Rich are getting richer…

PRESS REPORTS say average household incomes may have dropped by 0.2%
last year. Other reports say around 2.6 million children are still
living in poverty. But Britain’s super-rich are grinning all over their
faces!

According to the new Sunday Times (ST) rich list, they’ve seen
"their wealth soar into the stratosphere" in the past year.
The richest 1,000 are now ‘worth’ a record £250 billion, that’s 23.3%
up on last year!

What’s more, when Blair came to power in 1997 the wealth of the
richest 1,000 was a ‘mere’ £99 billion. So in eight years of New Labour
government, the super-rich have seen a 152% increase in wealth!

The ST says that Britain is now the best place in the world to make
money. Rich list’s number one, Indian born steel magnate Lakshmi Mittal,
made his money exploiting workers in India and Indonesia. He now has
greedy fingers in pies worldwide from USA to China. His wealth went up
from £3.5 billion to £14.8 billion through mergers and takeovers.

Britain’s second richest is Chelsea FC owner Roman Abramovich, whose
£7 billion fortune came mainly from privatising Russian oil. Then comes
the Duke of Westminster (£5.6 billion). This blue-blooded property
developer owns much of central London.

…but hide trillions to avoid tax

THE WORLD’S millionaires are hiding a staggering $11.5 trillion
($11,500 billion) of assets in ‘offshore’ companies to avoid paying
taxes. That’s equal to ten times Britain’s GDP put into offshore tax
havens.

They make this incredible fortune but pay no tax on it. The Tax
Justice Network found out that worldwide, these assets earn the world’s
richest individuals an astonishing $860 billion each year. So even in
today’s rich-friendly tax regimes, governments annually miss out on $255
billion of lost taxes!

That’s without looking at the vast fortunes that multinational
corporations lock away in the 63 tax havens, many in British
protectorates or former colonies.

Tax avoidance costs Britain’s Treasury up to £85 billion a year –
that’s considerably more than Britain spends on the NHS. In 2001,
reporters worked out that if billionaire media mogul Rupert Murdoch’s
Newscorp Investments had paid corporation tax in Britain at the then
going rate of 30%, the government would have got £350 million over 11
years.

That could have built seven new hospitals, 50 secondary schools or
300 primary schools. As it was, Murdoch paid virtually nothing. He
celebrated recently by buying a £22 million luxury residence opposite
Central Park in Manhattan and a house in Beijing.

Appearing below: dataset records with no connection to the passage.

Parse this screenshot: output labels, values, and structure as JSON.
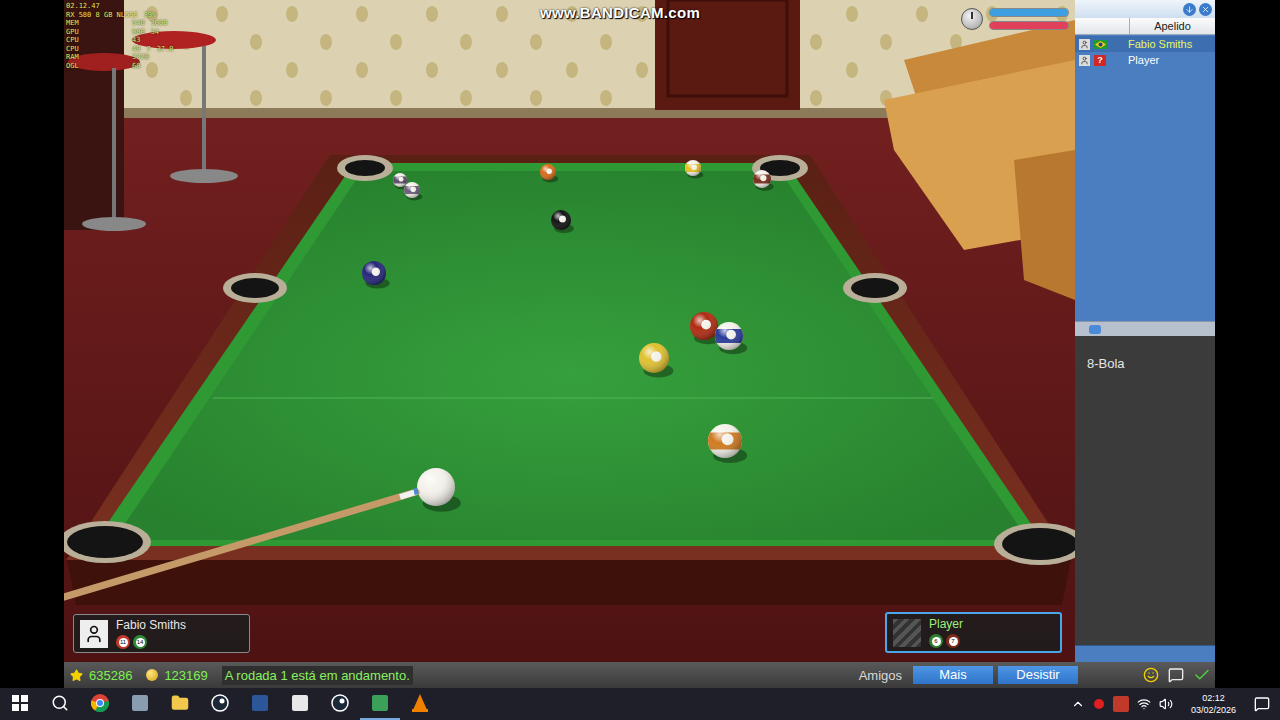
{
  "overlay": {
    "watermark": "www.BANDICAM.com",
    "clock": "02.12.47",
    "stats": [
      {
        "label": "RX 580 8 GB NL55E",
        "values": [
          "39%"
        ]
      },
      {
        "label": "MEM",
        "values": [
          "540",
          "1000"
        ]
      },
      {
        "label": "GPU",
        "values": [
          "580",
          "34"
        ]
      },
      {
        "label": "CPU",
        "values": [
          "43"
        ]
      },
      {
        "label": "CPU",
        "values": [
          "49",
          "7",
          "37.0"
        ]
      },
      {
        "label": "RAM",
        "values": [
          "3320"
        ]
      },
      {
        "label": "OGL",
        "values": [
          "60"
        ]
      }
    ]
  },
  "timer": {
    "bars": [
      {
        "level": 1,
        "color": "#3d9fe0"
      },
      {
        "level": 1,
        "color": "#e0405a"
      }
    ]
  },
  "table": {
    "balls": [
      {
        "kind": "stripe",
        "color": "#5b4a6a"
      },
      {
        "kind": "stripe",
        "color": "#6b5a7a"
      },
      {
        "kind": "solid",
        "color": "#d86a1a"
      },
      {
        "kind": "stripe",
        "color": "#e8c020"
      },
      {
        "kind": "stripe",
        "color": "#7a2a1a"
      },
      {
        "kind": "eight",
        "color": "#111111"
      },
      {
        "kind": "solid",
        "color": "#25257a"
      },
      {
        "kind": "solid",
        "color": "#b02a10"
      },
      {
        "kind": "stripe",
        "color": "#2a3a9a"
      },
      {
        "kind": "solid",
        "color": "#e0c030"
      },
      {
        "kind": "stripe",
        "color": "#d07a20"
      },
      {
        "kind": "cue",
        "color": "#f4f2ea"
      }
    ]
  },
  "players": [
    {
      "name": "Fabio Smiths",
      "active": false,
      "balls": [
        {
          "number": "11",
          "color": "#c0392b"
        },
        {
          "number": "14",
          "color": "#2e8b3a"
        }
      ]
    },
    {
      "name": "Player",
      "active": true,
      "balls": [
        {
          "number": "6",
          "color": "#2e7d32"
        },
        {
          "number": "7",
          "color": "#7b2b1a"
        }
      ]
    }
  ],
  "sidebar": {
    "column": "Apelido",
    "users": [
      {
        "name": "Fabio Smiths",
        "kind": "flag",
        "highlighted": true,
        "badge": ""
      },
      {
        "name": "Player",
        "kind": "unknown",
        "highlighted": false,
        "badge": "?"
      }
    ],
    "room": "8-Bola"
  },
  "status_bar": {
    "stars": "635286",
    "coins": "123169",
    "message": "A rodada 1 está em andamento.",
    "link": "Amigos",
    "buttons": [
      "Mais",
      "Desistir"
    ]
  },
  "taskbar": {
    "time": "02:12",
    "date": "03/02/2026"
  }
}
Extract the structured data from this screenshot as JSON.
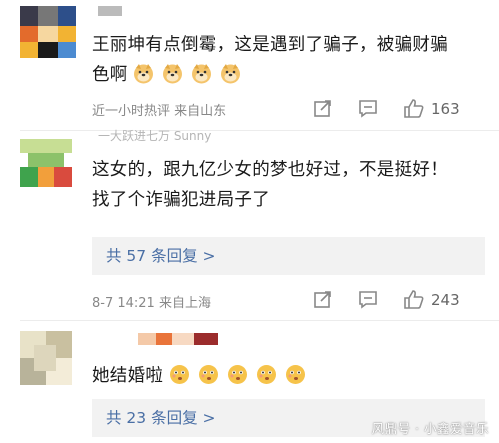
{
  "comments": [
    {
      "username": "",
      "text_line1": "王丽坤有点倒霉，这是遇到了骗子，被骗财骗",
      "text_line2": "色啊",
      "emoji_name": "doge-emoji",
      "emoji_count": 4,
      "meta": "近一小时热评   来自山东",
      "likes": "163",
      "colors": [
        "#3a3a4a",
        "#f2b333",
        "#e36b2c",
        "#2d4f8a",
        "#f6d7a0",
        "#1a1a1a"
      ]
    },
    {
      "username": "一大跃进七万 Sunny",
      "text_line1": "这女的，跟九亿少女的梦也好过，不是挺好！",
      "text_line2": "找了个诈骗犯进局子了",
      "replies": "共 57 条回复  >",
      "meta": "8-7 14:21   来自上海",
      "likes": "243",
      "colors": [
        "#b9d67a",
        "#3fa34d",
        "#d94b3e",
        "#f29f3b",
        "#8cc26a",
        "#2b7a3b"
      ]
    },
    {
      "username": "",
      "text_line1": "她结婚啦",
      "emoji_name": "thinking-emoji",
      "emoji_count": 5,
      "replies": "共 23 条回复  >",
      "colors": [
        "#e8e2c8",
        "#c9c0a0",
        "#f3ecd8",
        "#b8b39a",
        "#ddd6bc",
        "#a89f84"
      ]
    }
  ],
  "watermark": "风鼎号 · 小鑫爱音乐"
}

The Socialist Party supports any moves that try to impose progressive
taxation – that’s where the rich pay more tax than the workers and
middle class!

But if the capitalists threaten a ‘strike of capital’ to stop this,
as they often threaten to do, we would fight to take these rich
individuals’ companies into public ownership and build a socialist
society that could really start to change things.